Dr. Wallapak Tavanapong and Dr. Johnny Wong received a 3 year grant of
$238,105 from the National Institute of Diabetes and Digestive and Kidney Diseases of the National Institutes of Health (NIH/NIDDK). This grant is in collaboration with colleagues at Mayo Clinic Rochester, Indiana University, and the University of North Texas. The grant provides additional funding to their ongoing project "Improving Colonoscopy Quality Through Automated Monitoring" funded by the Agency for Healthcare Research and Quality (AHRQ) of $899,354 for 3 years.

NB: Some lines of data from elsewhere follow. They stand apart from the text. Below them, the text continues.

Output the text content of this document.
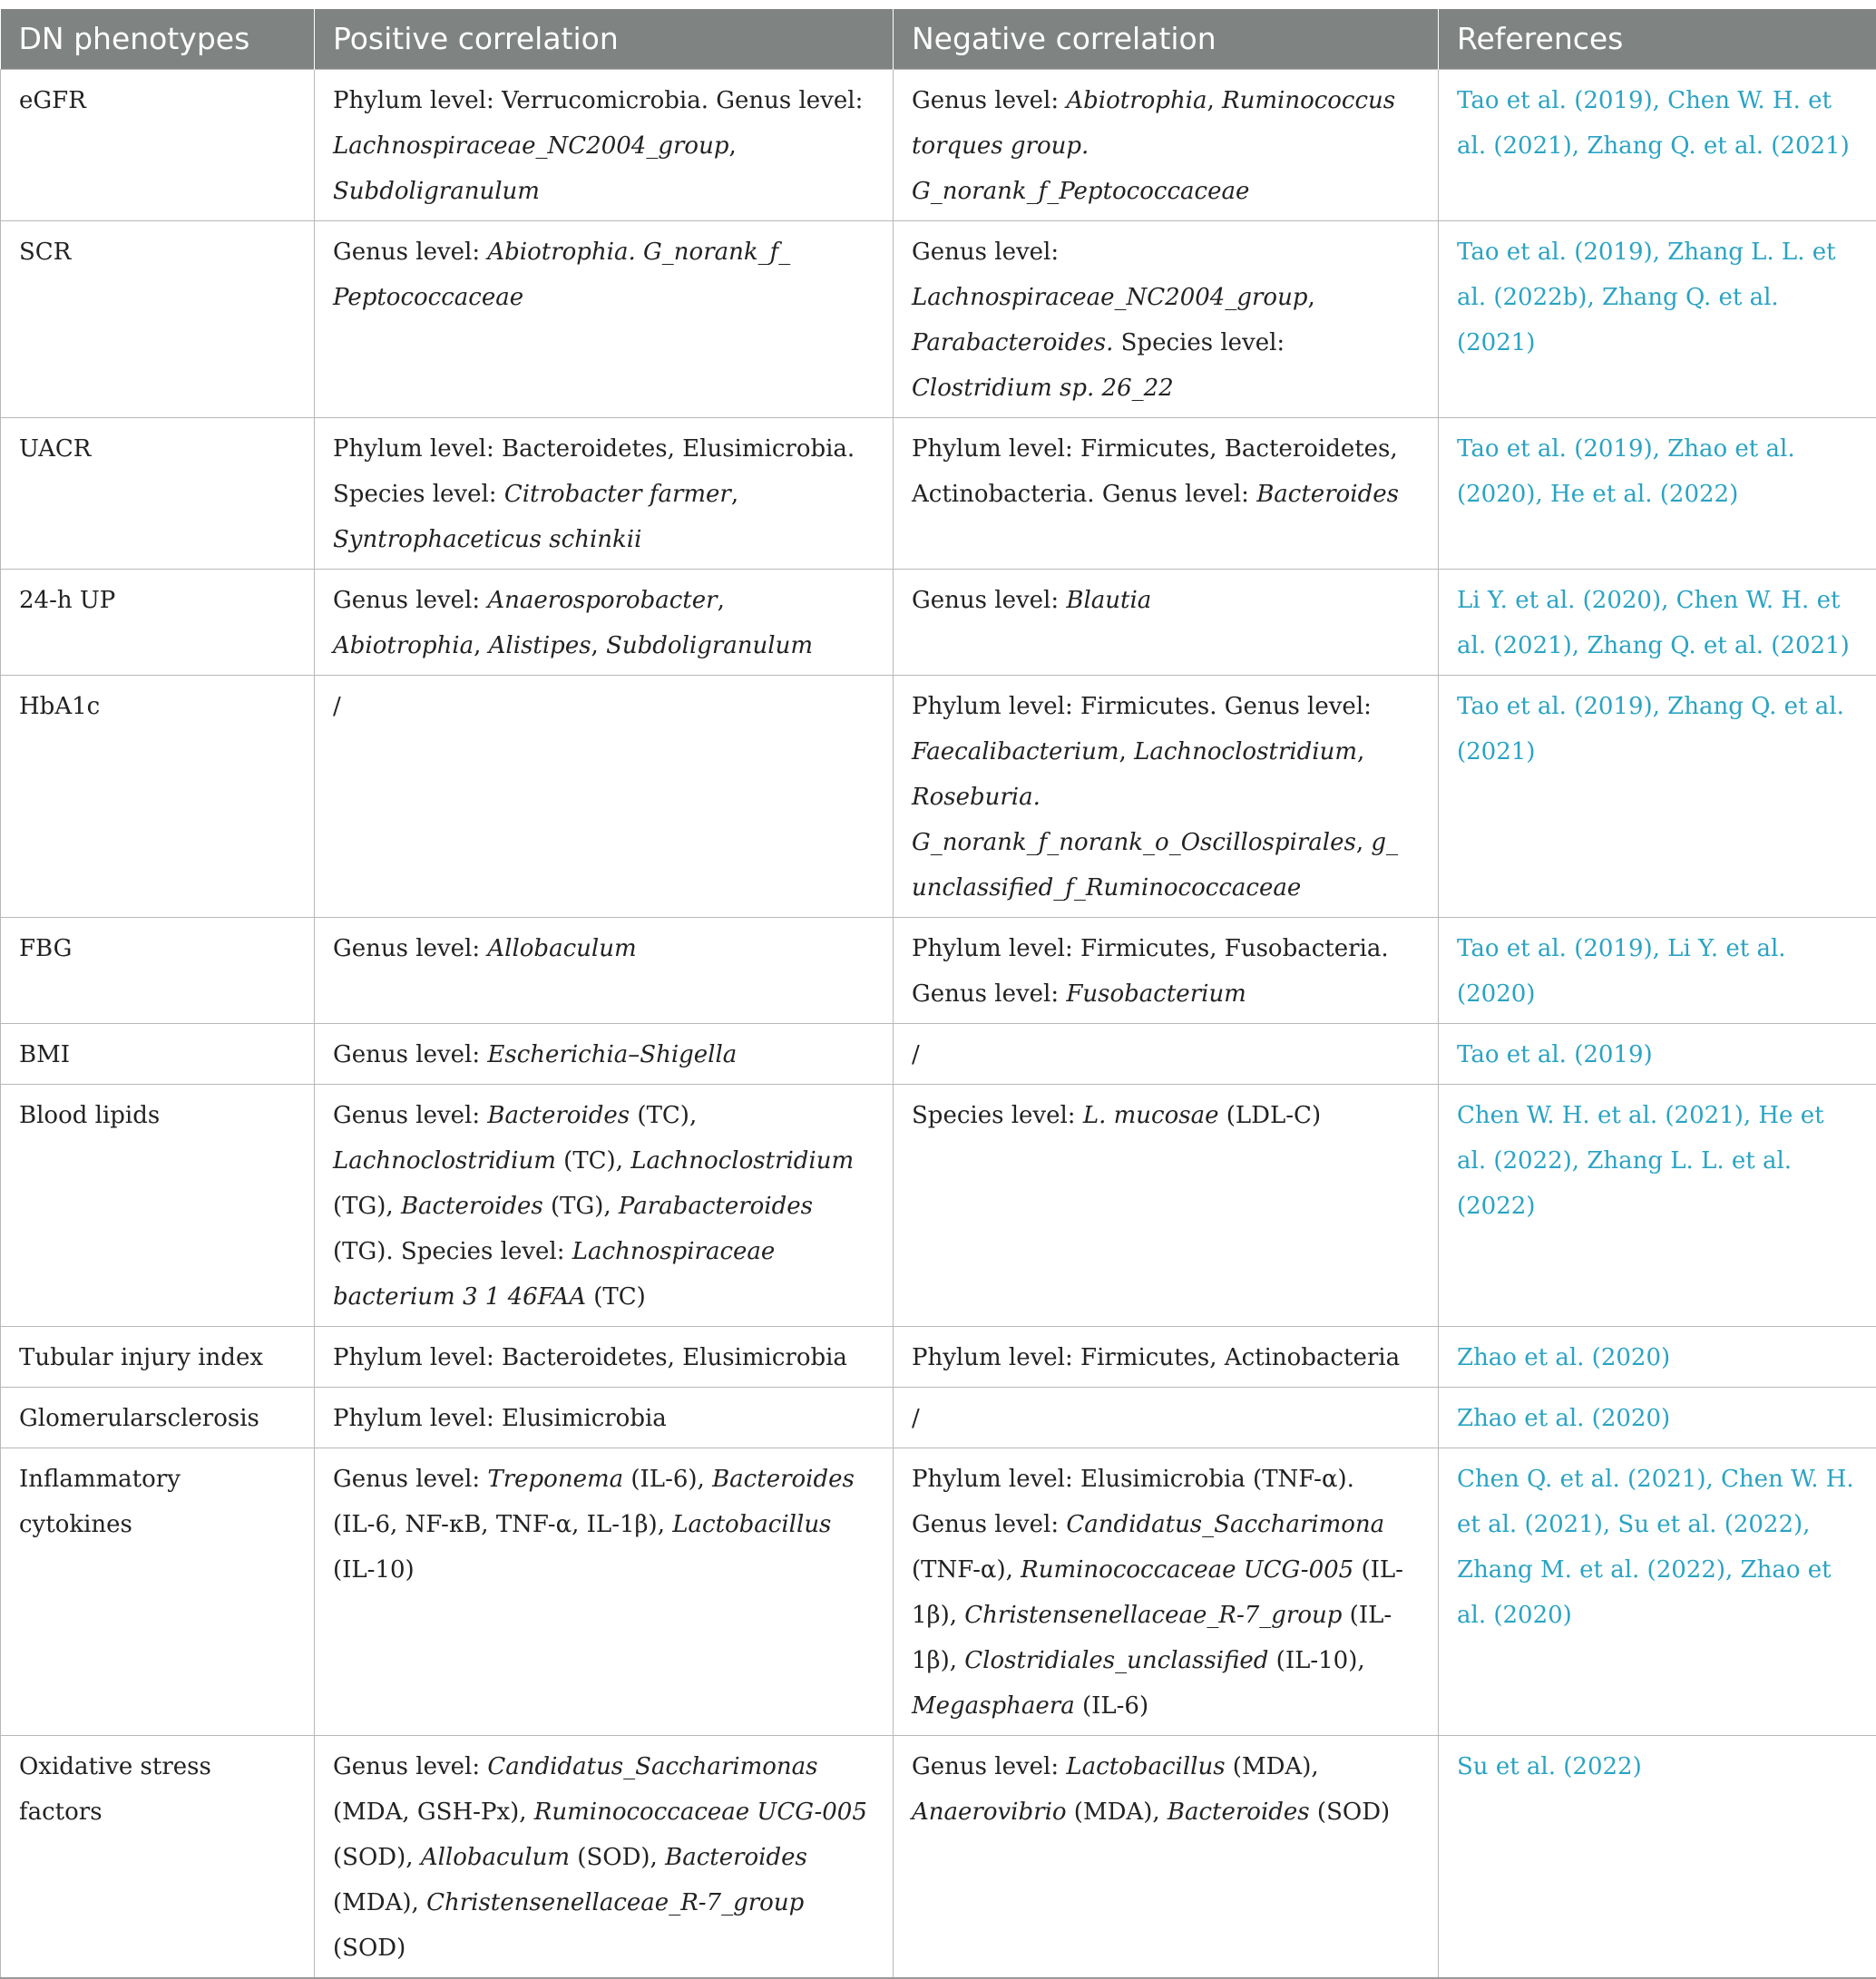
DN phenotypes	Positive correlation	Negative correlation	References
eGFR	Phylum level: Verrucomicrobia. Genus level: Lachnospiraceae_NC2004_group, Subdoligranulum	Genus level: Abiotrophia, Ruminococcus torques group. G_norank_f_Peptococcaceae	Tao et al. (2019), Chen W. H. et al. (2021), Zhang Q. et al. (2021)
SCR	Genus level: Abiotrophia. G_norank_f_ Peptococcaceae	Genus level: Lachnospiraceae_NC2004_group, Parabacteroides. Species level: Clostridium sp. 26_22	Tao et al. (2019), Zhang L. L. et al. (2022b), Zhang Q. et al. (2021)
UACR	Phylum level: Bacteroidetes, Elusimicrobia. Species level: Citrobacter farmer, Syntrophaceticus schinkii	Phylum level: Firmicutes, Bacteroidetes, Actinobacteria. Genus level: Bacteroides	Tao et al. (2019), Zhao et al. (2020), He et al. (2022)
24-h UP	Genus level: Anaerosporobacter, Abiotrophia, Alistipes, Subdoligranulum	Genus level: Blautia	Li Y. et al. (2020), Chen W. H. et al. (2021), Zhang Q. et al. (2021)
HbA1c	/	Phylum level: Firmicutes. Genus level: Faecalibacterium, Lachnoclostridium, Roseburia. G_norank_f_norank_o_Oscillospirales, g_ unclassified_f_Ruminococcaceae	Tao et al. (2019), Zhang Q. et al. (2021)
FBG	Genus level: Allobaculum	Phylum level: Firmicutes, Fusobacteria. Genus level: Fusobacterium	Tao et al. (2019), Li Y. et al. (2020)
BMI	Genus level: Escherichia–Shigella	/	Tao et al. (2019)
Blood lipids	Genus level: Bacteroides (TC), Lachnoclostridium (TC), Lachnoclostridium (TG), Bacteroides (TG), Parabacteroides (TG). Species level: Lachnospiraceae bacterium 3 1 46FAA (TC)	Species level: L. mucosae (LDL-C)	Chen W. H. et al. (2021), He et al. (2022), Zhang L. L. et al. (2022)
Tubular injury index	Phylum level: Bacteroidetes, Elusimicrobia	Phylum level: Firmicutes, Actinobacteria	Zhao et al. (2020)
Glomerularsclerosis	Phylum level: Elusimicrobia	/	Zhao et al. (2020)
Inflammatory cytokines	Genus level: Treponema (IL-6), Bacteroides (IL-6, NF-κB, TNF-α, IL-1β), Lactobacillus (IL-10)	Phylum level: Elusimicrobia (TNF-α). Genus level: Candidatus_Saccharimona (TNF-α), Ruminococcaceae UCG-005 (IL-1β), Christensenellaceae_R-7_group (IL-1β), Clostridiales_unclassified (IL-10), Megasphaera (IL-6)	Chen Q. et al. (2021), Chen W. H. et al. (2021), Su et al. (2022), Zhang M. et al. (2022), Zhao et al. (2020)
Oxidative stress factors	Genus level: Candidatus_Saccharimonas (MDA, GSH-Px), Ruminococcaceae UCG-005 (SOD), Allobaculum (SOD), Bacteroides (MDA), Christensenellaceae_R-7_group (SOD)	Genus level: Lactobacillus (MDA), Anaerovibrio (MDA), Bacteroides (SOD)	Su et al. (2022)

Colonoscopy is currently the preferred screening modality for colorectal
cancer that claims about 50,000 lives in the US annually. However,
recent data suggest that there is a significant (4-12 percent) miss-rate
associated with colonoscopy for the detection of even large polyps and
cancers. Several patient-, equipment- and endoscopist-related factors
may be responsible for this. The research team believes that the
endoscopist-related factors are most important as the endoscopist can
mitigate unfavorable conditions related to patient- or equipment-related
conditions. The team have developed software tools to derive metrics
about endoscopist-related factors from video files obtained during
colonoscopy. Using their software tools, the team will study the
following. 1) Whether computer-derived metrics reflect quality of
colonoscopy as defined by, but not limited to, the American College of
Gastroenterology (ACG) and American Society for Gastrointestinal
Endoscopy (ASGE) guidelines. 2) Whether computer-derived metrics
reflecting quality differ among beginning and experienced endoscopists.
3) Whether awareness of automated quality monitoring alters endoscopic
behavior towards best possible adherence to recommended ACG and ASGE
guidelines. Successful implementation and evaluation of the automated
quality monitoring system has the potential to improve the quality of
care of over 14 million US citizens - the approximate number of people
undergoing colonoscopy - on an annual basis.